Once back in Brooklyn, amid the modest furniture and photos of an army of grandchildren, Blau collected the personal memories of his and other Bonyhad families who ended up in New York. He spent five years on the book, “Bonyhad – A Destroyed Community,” which was published by Shengold Publishers in 1994 and sold 1,000 copies in New York. Fourteen years later, Bonyhad reacted: they wanted to publish the book in Hungarian.

“Life depends on nuances.”

The phone rings. It is Dr. Gyorgy Vidor, a Hungarian lawyer. Blau speaks in a hurry with his best friend. The call is expensive but important: it is about the last corrections of the manuscript of the Bonyhad book’s Hungarian translation.

Blau and Vidor waved goodbye on a December morning in 1956. Surviving the Holocaust and the hardest part of communism, the Blaus decided it was time to leave. They hired a truck to take them to the border, and it was soon stopped by a policeman who wanted a ride the next village. Luckily he did not notice the family members hiding in the back. Vidor, however, who was waiting for the truck with his family elsewhere, stepped back when he saw the policeman in the car and waved to the driver not to stop. He chose to stay. “Life depends on nuances like this,” says Blau with tears in his eyes. After 50 years of being a citizen of the United States, what he calls “our beloved new country,” he still misses the people he left behind.

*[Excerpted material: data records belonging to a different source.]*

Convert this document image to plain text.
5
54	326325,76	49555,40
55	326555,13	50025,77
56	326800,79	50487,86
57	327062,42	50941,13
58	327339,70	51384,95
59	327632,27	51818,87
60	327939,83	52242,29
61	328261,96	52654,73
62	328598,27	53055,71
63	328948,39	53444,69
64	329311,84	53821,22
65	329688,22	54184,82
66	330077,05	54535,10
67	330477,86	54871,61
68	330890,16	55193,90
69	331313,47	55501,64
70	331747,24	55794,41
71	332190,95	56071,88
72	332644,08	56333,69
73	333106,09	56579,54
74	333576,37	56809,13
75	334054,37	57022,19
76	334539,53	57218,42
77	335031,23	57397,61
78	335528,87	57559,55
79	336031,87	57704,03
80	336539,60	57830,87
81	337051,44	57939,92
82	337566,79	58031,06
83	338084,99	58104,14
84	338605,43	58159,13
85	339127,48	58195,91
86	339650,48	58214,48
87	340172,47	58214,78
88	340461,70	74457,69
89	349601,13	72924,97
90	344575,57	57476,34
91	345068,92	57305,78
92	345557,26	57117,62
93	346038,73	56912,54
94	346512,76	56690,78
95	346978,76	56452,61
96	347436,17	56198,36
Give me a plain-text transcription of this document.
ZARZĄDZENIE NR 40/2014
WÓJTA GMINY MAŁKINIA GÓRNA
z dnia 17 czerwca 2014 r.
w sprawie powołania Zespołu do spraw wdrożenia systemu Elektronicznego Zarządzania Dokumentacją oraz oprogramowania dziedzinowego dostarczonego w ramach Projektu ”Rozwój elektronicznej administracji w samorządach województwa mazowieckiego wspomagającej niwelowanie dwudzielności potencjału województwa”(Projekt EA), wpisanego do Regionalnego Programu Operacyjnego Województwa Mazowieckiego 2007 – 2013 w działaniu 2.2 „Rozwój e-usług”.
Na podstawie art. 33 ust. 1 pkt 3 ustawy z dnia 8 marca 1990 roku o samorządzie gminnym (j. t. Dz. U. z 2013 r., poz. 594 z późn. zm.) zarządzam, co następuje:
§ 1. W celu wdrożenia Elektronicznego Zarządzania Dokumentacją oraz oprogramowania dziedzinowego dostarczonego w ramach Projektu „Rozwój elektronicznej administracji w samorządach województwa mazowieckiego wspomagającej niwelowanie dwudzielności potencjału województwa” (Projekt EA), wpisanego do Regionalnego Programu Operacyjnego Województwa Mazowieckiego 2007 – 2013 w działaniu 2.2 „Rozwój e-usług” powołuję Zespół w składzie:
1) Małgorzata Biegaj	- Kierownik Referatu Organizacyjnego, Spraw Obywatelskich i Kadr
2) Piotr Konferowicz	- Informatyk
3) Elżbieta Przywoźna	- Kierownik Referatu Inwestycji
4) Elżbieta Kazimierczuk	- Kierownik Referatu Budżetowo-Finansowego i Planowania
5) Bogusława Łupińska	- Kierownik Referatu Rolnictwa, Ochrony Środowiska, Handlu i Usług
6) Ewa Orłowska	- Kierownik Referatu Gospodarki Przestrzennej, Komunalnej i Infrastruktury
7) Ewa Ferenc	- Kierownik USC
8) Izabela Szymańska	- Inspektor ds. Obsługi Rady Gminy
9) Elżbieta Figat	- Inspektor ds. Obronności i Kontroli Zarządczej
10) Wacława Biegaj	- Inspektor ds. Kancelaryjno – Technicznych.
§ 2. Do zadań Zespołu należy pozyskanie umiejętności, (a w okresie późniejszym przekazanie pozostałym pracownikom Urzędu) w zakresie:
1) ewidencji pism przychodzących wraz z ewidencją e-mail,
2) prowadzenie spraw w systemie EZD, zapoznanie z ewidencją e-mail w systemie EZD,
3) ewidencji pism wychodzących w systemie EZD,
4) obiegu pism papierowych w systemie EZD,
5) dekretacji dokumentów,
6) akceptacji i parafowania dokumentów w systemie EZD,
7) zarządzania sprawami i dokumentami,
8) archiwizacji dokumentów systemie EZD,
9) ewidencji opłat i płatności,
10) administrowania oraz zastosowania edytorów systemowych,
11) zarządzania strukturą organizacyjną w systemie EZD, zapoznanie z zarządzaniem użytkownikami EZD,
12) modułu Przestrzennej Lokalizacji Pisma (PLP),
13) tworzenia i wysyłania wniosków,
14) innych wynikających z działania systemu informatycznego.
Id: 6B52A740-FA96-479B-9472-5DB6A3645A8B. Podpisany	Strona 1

“Who knows how far he might have gone?”

He has not forgotten his gentlemanly ways. He does not simply open his door but comes ahead to greet visitors in the narrow stairway of the building, where he lives above his sister-in-law’s family. Knowing photographs would be taken, he insisted on wearing a tie. Though he had little, he has a great deal more now. He has his family.

He could lack more. He could lack the chance of going to university, to become an academic or a music editor at a radio station, what he always dreamed to be. Instead, starting from the bottom for the second time when he moved to New York, he worked 12 hours in a night shift in a knitting factory for three years. For another 30 he was a garment salesman, until he retired. It is not the typical life for a graduate of the prominent Jewish High School in Budapest.

That education has lasted. In his room, where guests are usually forbidden to enter, there are books all around, on wall-to-wall shelves and on the floor. A quick look and you know what the host’s interests are: history, music and art. Start a conversation and he will soon come up with a line from a poem or a Latin saying. If asked, he whistles Bizet’s “Carmen” from the beginning to the end.

“So much was taken away from these people, but education cannot be stolen,” said Simonne Hirschhorn, program director of Borough Park’s club for Holocaust survivors, who said she admires Blau for not being bitter about his fate. “He is a chivalrous, old-school, Central European gentleman, who will go out of his way to hold the door for you,” she said. “He must have seen himself designated for another life and I feel for him even more. Who knows how far he might have gone?”

According to Blau, one of the main sources of his happiness has been ensuring his children a higher education. His daughter Edit, now a retired public school teacher was 6 when they arrived in New York. She still remembers the music and history quizzes her father gave during the Sabbaths. “My whole appreciation for music comes from him,” she said.

For Leslie Blau, feeling sorry for himself is an alien emotion. “I did not make the American dream but was happy to be a full citizen and that I was never looked down as a refugee,” he said. Holding the fresh manuscript of his translated book in his hands, the aging man’s eyes are watering again. He talks about a bumbling kid who became a great speaker and now has the chance to present his book to the people of today’s Bonyhad.

In the middle of December, his daughter and wife by his side, Blau is going to visit his former home once again. “It is an incredible feeling that my book is translated into my mother tongue,” he said, and his optimism is all of a sudden understandable. Bonyhad’s school students will learn about the history of their town from a New Yorker.